We can notice that our hypothesis is true (and is statistically significant).<br>
So we can say that players are loyal to review, on average, at least 75% of same notoriety level games.

## 7) Do players who mostly review famous games also enjoy niche ones?

#### Obtain the loyalty level for famous & niche games, of players that have at least reviewed 3 games

Also, compute the fraction of niche games that a player liked with respect to the total number of niche games that he/she reviewed.

In [7]:
def get_user_loyalty(x, notoriety):
    return 100 * collections.Counter(x)[notoriety] / sum(collections.Counter(x).values())  

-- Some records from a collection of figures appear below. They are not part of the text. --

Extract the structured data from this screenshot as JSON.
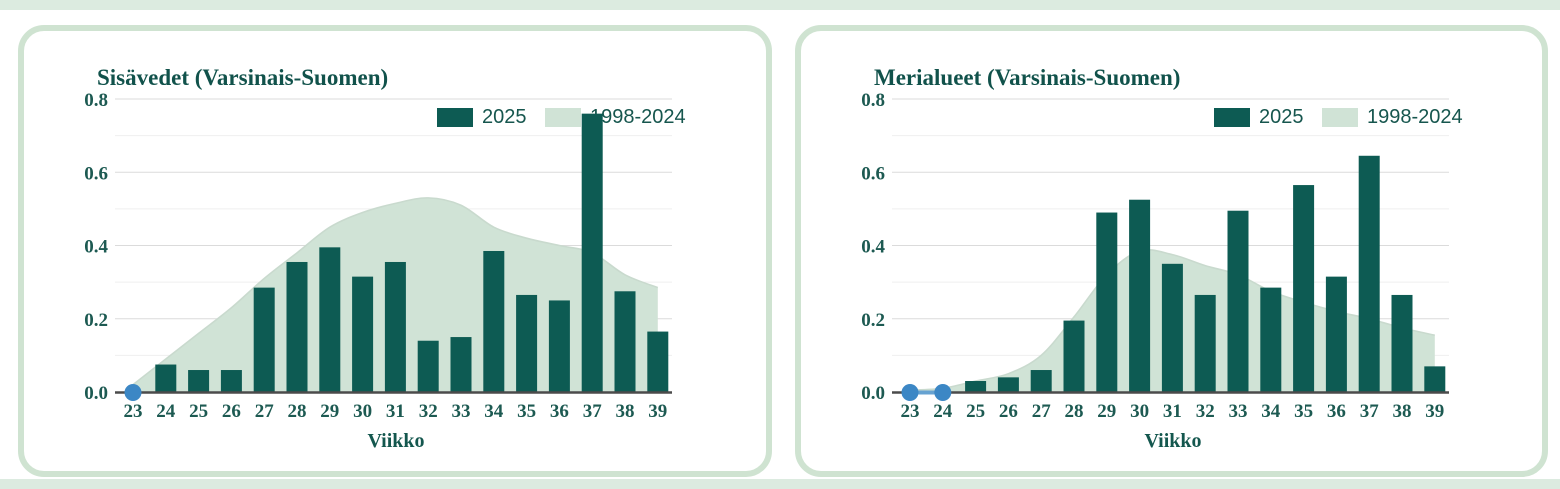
{
  "page": {
    "background": "#ffffff",
    "card_border_color": "#cfe3d1",
    "edge_strip_color": "#dcebe0"
  },
  "palette": {
    "bar_color": "#0d5b53",
    "area_color": "#d0e3d6",
    "area_outline_color": "#c9dace",
    "marker_blue": "#3c87c5",
    "axis_line_color": "#4b4b4b",
    "gridline_major": "#dbdbdb",
    "gridline_minor": "#efefef",
    "title_text_color": "#11524b",
    "tick_text_color": "#1d5a52",
    "legend_text_color": "#16564e"
  },
  "chart_data": [
    {
      "type": "bar",
      "title": "Sisävedet (Varsinais-Suomen)",
      "xlabel": "Viikko",
      "categories": [
        23,
        24,
        25,
        26,
        27,
        28,
        29,
        30,
        31,
        32,
        33,
        34,
        35,
        36,
        37,
        38,
        39
      ],
      "yticks": [
        "0.0",
        "0.2",
        "0.4",
        "0.6",
        "0.8"
      ],
      "ylim": [
        0,
        0.8
      ],
      "grid": "horizontal, minor lines every 0.1",
      "legend_position": "top-right",
      "series": [
        {
          "name": "2025",
          "type": "bar",
          "color": "#0d5b53",
          "values": [
            0,
            0.075,
            0.06,
            0.06,
            0.285,
            0.355,
            0.395,
            0.315,
            0.355,
            0.14,
            0.15,
            0.385,
            0.265,
            0.25,
            0.76,
            0.275,
            0.165
          ]
        },
        {
          "name": "1998-2024",
          "type": "area",
          "color": "#d0e3d6",
          "values": [
            0.02,
            0.09,
            0.16,
            0.23,
            0.31,
            0.38,
            0.45,
            0.49,
            0.515,
            0.53,
            0.51,
            0.45,
            0.42,
            0.4,
            0.38,
            0.32,
            0.285
          ]
        }
      ],
      "zero_marker_weeks": [
        23
      ],
      "marker_color": "#3c87c5"
    },
    {
      "type": "bar",
      "title": "Merialueet (Varsinais-Suomen)",
      "xlabel": "Viikko",
      "categories": [
        23,
        24,
        25,
        26,
        27,
        28,
        29,
        30,
        31,
        32,
        33,
        34,
        35,
        36,
        37,
        38,
        39
      ],
      "yticks": [
        "0.0",
        "0.2",
        "0.4",
        "0.6",
        "0.8"
      ],
      "ylim": [
        0,
        0.8
      ],
      "grid": "horizontal, minor lines every 0.1",
      "legend_position": "top-right",
      "series": [
        {
          "name": "2025",
          "type": "bar",
          "color": "#0d5b53",
          "values": [
            0,
            0,
            0.03,
            0.04,
            0.06,
            0.195,
            0.49,
            0.525,
            0.35,
            0.265,
            0.495,
            0.285,
            0.565,
            0.315,
            0.645,
            0.265,
            0.07
          ]
        },
        {
          "name": "1998-2024",
          "type": "area",
          "color": "#d0e3d6",
          "values": [
            0.005,
            0.01,
            0.03,
            0.05,
            0.1,
            0.205,
            0.32,
            0.385,
            0.375,
            0.345,
            0.32,
            0.275,
            0.245,
            0.22,
            0.2,
            0.175,
            0.155
          ]
        }
      ],
      "zero_marker_weeks": [
        23,
        24
      ],
      "marker_color": "#3c87c5"
    }
  ]
}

def get_fraction_niche_games_liked(x):
    a = x[x['notoriety'] == 'NICHE']['voted_up']
    if len(a) > 0:
        return 100 * sum(a) / len(a)
    else:
        return None

users_famous_loyalty_level = small_reviews_groups.agg(partial(get_user_loyalty, notoriety='FAMOUS'))['notoriety']
users_niche_loyalty_level = small_reviews_groups.agg(partial(get_user_loyalty, notoriety='NICHE'))['notoriety']
fraction_niche_games_liked = small_reviews_groups.apply(get_fraction_niche_games_liked)

#### Consider only people who are very loyal to famous games and that have at least played one niche game

In [8]:
loyalties_df = pd.DataFrame({'famous_loyalty': users_famous_loyalty_level, 'niche_loyalty': users_niche_loyalty_level, 'niche_liked': fraction_niche_games_liked})
loyalties_df = loyalties_df[(loyalties_df['famous_loyalty'] > 50) & (loyalties_df['niche_loyalty'] != 0)]
loyalties_df

Unnamed: 0_level_0,famous_loyalty,niche_loyalty,niche_liked
steamid,Unnamed: 1_level_1,Unnamed: 2_level_1,Unnamed: 3_level_1
76561197961349661,66.666667,33.333333,100.0
76561197962587924,66.666667,33.333333,0.0
76561197966548041,66.666667,33.333333,100.0
76561197968514637,66.666667,33.333333,100.0
76561197968907104,66.666667,33.333333,100.0
76561197975221620,66.666667,33.333333,0.0
76561197977069906,66.666667,16.666667,100.0
76561197980349546,66.666667,33.333333,100.0
76561197986360343,60.0,20.0,100.0
76561197989591969,66.666667,33.333333,0.0


#### Statistical test

Are users loyal to famous notoriety games also enjoying M% of niche ones?

In [9]:
statistics, p_value = utils.mean_test(loyalties_df['niche_liked'], 60)

print(f"Mean test coefficient: {statistics:.3f}\nP-value: {p_value:.3f}")
alpha = 0.05
if p_value < alpha:
    print('\nReject the null hypothesis')
else:
    print('\nDo not reject the null hypothesis')

Mean test coefficient: 1.881 
P-value: 0.032

Reject the null hypothesis


We can notice that our hypothesis is true (and is statistically significant).<br>
So we can say that players that are loyal to famous games also enjoyed, on average, at least 60% of niche games that they reviewed.